The long-discussed Red Sea-Dead Sea Canal, which includes the sale of 33 million cubic meters of water to the Palestinian Authority, will relieve the water situation for Palestinians.
Israel will start to provide the West Bank and Gaza Strip with the water in the immediate future at a reduced rate.
That water will eventually be supplied by a desalination plant linked to the Red Sea-Dead Sea pipeline project, agreed on between Jordan and Israel in 2015. Israel, Jordan and the Palestinians first signed a memorandum of understanding for setting up the conduit in December 2013. The pipeline is expected to be completed in four to five years.
This agreement is not the first energy deal announced between the Israelis and Palestinians this week.

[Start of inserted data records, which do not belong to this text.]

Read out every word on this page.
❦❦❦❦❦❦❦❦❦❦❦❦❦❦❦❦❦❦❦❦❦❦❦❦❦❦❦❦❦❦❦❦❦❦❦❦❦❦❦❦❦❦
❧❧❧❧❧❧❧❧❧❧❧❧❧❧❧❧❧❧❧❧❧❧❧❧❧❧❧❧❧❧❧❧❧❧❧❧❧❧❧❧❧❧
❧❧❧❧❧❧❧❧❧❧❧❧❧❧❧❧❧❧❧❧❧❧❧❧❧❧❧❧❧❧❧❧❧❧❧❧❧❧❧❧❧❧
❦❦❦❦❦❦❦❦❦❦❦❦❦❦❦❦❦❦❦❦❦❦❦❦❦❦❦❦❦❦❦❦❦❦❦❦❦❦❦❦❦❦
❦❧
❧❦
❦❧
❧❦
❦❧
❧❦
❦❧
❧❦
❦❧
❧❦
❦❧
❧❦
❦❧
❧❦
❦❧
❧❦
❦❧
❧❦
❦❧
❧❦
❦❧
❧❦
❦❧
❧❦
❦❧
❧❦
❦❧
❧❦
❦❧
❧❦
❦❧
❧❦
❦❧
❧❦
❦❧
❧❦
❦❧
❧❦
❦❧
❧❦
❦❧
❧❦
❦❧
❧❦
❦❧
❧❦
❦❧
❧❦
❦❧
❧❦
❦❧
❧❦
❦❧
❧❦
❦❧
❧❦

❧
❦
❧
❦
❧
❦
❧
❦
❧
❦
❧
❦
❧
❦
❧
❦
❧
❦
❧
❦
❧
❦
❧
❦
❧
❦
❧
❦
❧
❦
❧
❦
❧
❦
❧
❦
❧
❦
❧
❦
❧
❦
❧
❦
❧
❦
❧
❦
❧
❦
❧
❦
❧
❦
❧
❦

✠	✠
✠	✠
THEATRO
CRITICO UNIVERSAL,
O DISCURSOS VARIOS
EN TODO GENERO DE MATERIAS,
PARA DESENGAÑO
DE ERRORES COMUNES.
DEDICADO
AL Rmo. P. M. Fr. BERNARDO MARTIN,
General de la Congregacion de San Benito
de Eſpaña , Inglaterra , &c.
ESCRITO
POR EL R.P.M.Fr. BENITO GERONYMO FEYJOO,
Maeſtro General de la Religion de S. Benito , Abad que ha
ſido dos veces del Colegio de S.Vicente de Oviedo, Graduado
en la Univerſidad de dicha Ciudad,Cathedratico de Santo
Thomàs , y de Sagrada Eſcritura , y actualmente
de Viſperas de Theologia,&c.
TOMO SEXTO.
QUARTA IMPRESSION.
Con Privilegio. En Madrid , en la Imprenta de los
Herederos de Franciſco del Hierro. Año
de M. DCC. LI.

On Monday they reached an agreement which would establish a mechanism for the PA-owned Palestinian Electric Company to purchase electricity from the Israel Electric Company, which will provide electricity to a Palestinian power substation in Jalame, a village outside of Jenin.
While the Palestinians made plain that the deal, brokered Mr Greenblatt, has no impact on final-status issues in the Israeli-Palestinian peace process, Greenblatt hailed it as a “harbinger of things to come.”
He said: “This agreement is an example of the parties working together to make a mutual beneficial deal”.